Math 402,   NonEuclidean Geometry,   Spring 2005

Web address:

Course information is available online at http://www.math.uiuc.edu/~stolman/m302/

Textbook:

Experiencing Geometry in Euclidian, Spherical, and Hyperbolic Spaces by David Henderson.

Other materials: You must purchase or aquire, and bring to every class (unless otherwise noted):

- a Mead composition book for your journal entries;

- thin masking tape;
- A Vis-a-Vis wet-erase fine point overhead transparency marker;
- ribbon, string, and three rubber bands;
- a tennis ball (bring only as announced);
- a shoe box or other small box (bring only as announced);
- possible further materials.

Grader:

Lee Janssen(ljanssen@math.uiuc.edu).

Mailboxes:

All department mailboxes are located in 250 Altgeld Hall.

Prerequisites:

  The prerequisite is the mathematical maturity associated with sophomore-level calculus. Curiosity, fascination with geometry, appreciation for visual mathematics, and industry are equally important.

Homework:

There will be weekly homework assignments, due on Wednesdays. The homework counts for 25% of the course grade. Homework will be graded on clarity and conciseness as well as content. No late homework will be graded. However, late homework is worth doing and handing in, and will be considered in borderline cases.

By doing extra assignments, you may drop up to two homework grades.

Journals:

 Periodically, you will be given a discussion question. Since the journal entries are exploratory, it is not expected that the mathematics will always be completely correct; however, your writing should show some significant thought on the question. Allow about an hour for each journal entry; this includes thinking and writing. The journals are informal writing, but the entries must be legible and the meaning intellible. Focus on communicating your ideas! Read over you entry to see whether what you wrote is understandable. If no, you need to edit to add more. Your journal should be in a Mead composistion book, and be kept separate from your class notes. Each journal should begin on a new page. At the top of the page, put the number of the journal assignment and the date that it is due (not assigned). In general, journal entries should be 1 to 2 pages in length.
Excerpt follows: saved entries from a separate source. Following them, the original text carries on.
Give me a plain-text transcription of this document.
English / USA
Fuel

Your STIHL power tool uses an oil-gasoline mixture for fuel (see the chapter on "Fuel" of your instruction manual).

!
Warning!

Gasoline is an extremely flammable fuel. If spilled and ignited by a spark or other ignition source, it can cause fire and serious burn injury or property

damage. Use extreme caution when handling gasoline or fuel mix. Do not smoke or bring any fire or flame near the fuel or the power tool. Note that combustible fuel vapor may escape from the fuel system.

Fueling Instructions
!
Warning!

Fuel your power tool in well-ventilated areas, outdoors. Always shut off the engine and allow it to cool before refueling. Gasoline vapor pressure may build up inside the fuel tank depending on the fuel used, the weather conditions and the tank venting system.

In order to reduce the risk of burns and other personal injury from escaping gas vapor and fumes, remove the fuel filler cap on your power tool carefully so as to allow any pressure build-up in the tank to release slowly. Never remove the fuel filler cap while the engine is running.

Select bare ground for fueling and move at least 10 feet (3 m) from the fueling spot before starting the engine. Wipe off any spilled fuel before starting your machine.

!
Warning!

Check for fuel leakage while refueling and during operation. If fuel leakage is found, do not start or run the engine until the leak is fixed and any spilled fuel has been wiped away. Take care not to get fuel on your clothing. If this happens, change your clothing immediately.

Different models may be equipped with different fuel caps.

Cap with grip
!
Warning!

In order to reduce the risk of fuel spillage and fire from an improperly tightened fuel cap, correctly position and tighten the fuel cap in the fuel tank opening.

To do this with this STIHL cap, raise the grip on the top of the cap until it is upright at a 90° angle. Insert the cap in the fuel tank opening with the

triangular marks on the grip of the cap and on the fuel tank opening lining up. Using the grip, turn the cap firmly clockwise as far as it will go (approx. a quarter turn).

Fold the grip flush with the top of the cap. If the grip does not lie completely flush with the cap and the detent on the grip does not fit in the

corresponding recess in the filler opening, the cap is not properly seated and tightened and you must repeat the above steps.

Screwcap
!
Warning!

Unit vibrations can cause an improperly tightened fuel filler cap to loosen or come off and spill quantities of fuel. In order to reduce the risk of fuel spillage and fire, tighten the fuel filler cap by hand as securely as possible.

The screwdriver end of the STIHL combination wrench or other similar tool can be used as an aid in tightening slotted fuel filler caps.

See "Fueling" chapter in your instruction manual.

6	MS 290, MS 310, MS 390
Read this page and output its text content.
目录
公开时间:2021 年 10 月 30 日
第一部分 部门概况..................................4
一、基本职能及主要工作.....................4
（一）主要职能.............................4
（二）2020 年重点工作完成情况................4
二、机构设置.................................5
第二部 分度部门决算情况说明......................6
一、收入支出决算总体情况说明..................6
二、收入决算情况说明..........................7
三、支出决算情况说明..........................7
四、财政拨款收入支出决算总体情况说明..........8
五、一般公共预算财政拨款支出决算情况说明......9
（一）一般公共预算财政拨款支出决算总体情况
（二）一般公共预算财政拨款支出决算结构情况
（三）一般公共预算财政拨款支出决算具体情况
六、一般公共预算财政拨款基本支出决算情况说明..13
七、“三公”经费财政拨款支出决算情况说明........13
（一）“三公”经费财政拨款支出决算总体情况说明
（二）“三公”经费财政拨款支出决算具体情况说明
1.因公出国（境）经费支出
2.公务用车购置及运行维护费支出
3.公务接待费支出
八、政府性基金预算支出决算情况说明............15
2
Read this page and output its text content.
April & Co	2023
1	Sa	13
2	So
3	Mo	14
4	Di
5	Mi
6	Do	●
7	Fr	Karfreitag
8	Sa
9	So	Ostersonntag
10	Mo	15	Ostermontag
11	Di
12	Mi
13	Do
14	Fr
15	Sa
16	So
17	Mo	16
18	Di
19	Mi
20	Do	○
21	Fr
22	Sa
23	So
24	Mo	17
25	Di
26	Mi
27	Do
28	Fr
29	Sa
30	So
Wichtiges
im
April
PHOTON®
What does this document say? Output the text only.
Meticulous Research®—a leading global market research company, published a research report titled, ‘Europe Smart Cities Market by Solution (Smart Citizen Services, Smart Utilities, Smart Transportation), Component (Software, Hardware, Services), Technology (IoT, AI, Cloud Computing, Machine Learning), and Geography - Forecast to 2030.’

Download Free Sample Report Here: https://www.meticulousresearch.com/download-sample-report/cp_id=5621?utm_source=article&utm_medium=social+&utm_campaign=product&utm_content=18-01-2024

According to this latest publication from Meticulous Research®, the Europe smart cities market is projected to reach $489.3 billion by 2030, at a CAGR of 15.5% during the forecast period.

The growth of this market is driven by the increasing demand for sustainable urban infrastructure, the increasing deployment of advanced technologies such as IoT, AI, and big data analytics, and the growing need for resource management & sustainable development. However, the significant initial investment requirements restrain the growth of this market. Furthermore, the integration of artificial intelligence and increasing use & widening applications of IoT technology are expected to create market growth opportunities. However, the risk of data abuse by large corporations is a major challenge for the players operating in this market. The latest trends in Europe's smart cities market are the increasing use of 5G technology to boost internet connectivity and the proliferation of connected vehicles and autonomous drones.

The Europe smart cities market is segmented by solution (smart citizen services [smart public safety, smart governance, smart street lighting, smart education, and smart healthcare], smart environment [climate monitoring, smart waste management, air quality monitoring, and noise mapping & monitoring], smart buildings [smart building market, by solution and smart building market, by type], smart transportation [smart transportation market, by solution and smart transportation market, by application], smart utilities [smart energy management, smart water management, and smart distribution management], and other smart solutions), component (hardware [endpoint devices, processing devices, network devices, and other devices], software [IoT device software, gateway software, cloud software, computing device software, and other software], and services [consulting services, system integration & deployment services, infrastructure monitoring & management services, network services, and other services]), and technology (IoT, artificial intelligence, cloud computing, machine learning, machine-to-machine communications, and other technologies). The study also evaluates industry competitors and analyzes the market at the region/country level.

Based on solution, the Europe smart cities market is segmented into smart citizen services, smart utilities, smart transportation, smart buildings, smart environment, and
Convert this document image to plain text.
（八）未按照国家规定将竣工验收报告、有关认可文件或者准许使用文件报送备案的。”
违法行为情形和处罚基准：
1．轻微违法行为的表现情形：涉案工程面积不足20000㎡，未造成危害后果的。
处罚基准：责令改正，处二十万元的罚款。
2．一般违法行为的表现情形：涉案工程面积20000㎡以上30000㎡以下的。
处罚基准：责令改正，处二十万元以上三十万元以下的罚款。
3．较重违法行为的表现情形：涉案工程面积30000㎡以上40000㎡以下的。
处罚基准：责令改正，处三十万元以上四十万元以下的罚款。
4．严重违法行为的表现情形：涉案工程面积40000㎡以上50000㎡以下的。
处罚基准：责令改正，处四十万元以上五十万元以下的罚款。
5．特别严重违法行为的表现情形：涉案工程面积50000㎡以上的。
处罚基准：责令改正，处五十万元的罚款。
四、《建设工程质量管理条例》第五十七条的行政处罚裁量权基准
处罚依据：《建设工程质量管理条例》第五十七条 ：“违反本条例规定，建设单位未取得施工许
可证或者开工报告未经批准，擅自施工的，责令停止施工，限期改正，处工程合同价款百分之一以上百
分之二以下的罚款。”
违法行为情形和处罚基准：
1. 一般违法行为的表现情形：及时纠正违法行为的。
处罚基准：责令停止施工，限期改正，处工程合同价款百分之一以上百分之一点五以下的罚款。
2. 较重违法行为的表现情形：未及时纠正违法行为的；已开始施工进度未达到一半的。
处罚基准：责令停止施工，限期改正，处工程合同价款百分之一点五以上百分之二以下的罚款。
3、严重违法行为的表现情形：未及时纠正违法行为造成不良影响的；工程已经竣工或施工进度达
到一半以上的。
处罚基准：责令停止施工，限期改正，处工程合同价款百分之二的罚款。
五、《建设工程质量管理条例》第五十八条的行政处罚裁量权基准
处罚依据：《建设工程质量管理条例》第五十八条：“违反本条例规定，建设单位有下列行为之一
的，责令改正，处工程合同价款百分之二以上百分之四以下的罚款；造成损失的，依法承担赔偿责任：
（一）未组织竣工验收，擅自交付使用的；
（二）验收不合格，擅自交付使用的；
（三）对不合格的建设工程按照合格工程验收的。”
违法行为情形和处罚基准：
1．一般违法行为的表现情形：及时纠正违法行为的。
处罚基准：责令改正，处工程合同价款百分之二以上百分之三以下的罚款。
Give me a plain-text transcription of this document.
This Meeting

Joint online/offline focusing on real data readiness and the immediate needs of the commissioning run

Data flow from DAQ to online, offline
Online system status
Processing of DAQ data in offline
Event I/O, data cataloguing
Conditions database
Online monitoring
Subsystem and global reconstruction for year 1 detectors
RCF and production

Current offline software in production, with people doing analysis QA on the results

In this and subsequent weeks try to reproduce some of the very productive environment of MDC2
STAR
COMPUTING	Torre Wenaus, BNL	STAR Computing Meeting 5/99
This work and other in-class activities will count for 15% of your grade.

Exams:

There will be two hour-tests on Fridays in class, on Sept 29 and Nov 3. If you have a forseeable conflict with one of these dates, you are required to tell me now -- not right before the exam. I will hand out a practice exam for each test. Each test counts for 15% of your grade. The final exam covers the entire course, and counts for 30% of the course grade.

Different Sections:

 The two sections of Math 302 will cover the same material at roughly the same pace. The exams will be comparable but slightly different. Discussing the contents of an exam with students in the other section between the two administrations of the exam is considered cheating.

Outline:

 This course introduces two-dimensional geometry, in the familiar Euclidean plane, but also in the sphere and the hyperbolic plane, as well as in more general surfaces. Learning to write good mathematical arguments is a goal of this course. We will occasionally meet in a computer lab for interactive demos.

 

 

The first part of the course (covering chapters 1,2, 4, and 5 in Henderson) examines the notion of straightness (allowing us to define lines in our surfaces) and the properties of lines on the Euclidian plane, the sphere, the cylinder, and the hyperbolic plane. The second part of the course (covering chapters 3,5.3, 6, 9.1, and 9.2) examines transformations, congruence, angles, and triangles. The third part of the course (covering chapters 7, 8 and 9.3 and 9.4 and 18) deals with the parallel postulate and related notions. Finally, we shall look at maps of the sphere and hyperbolic plane (chapters 14 and 15.)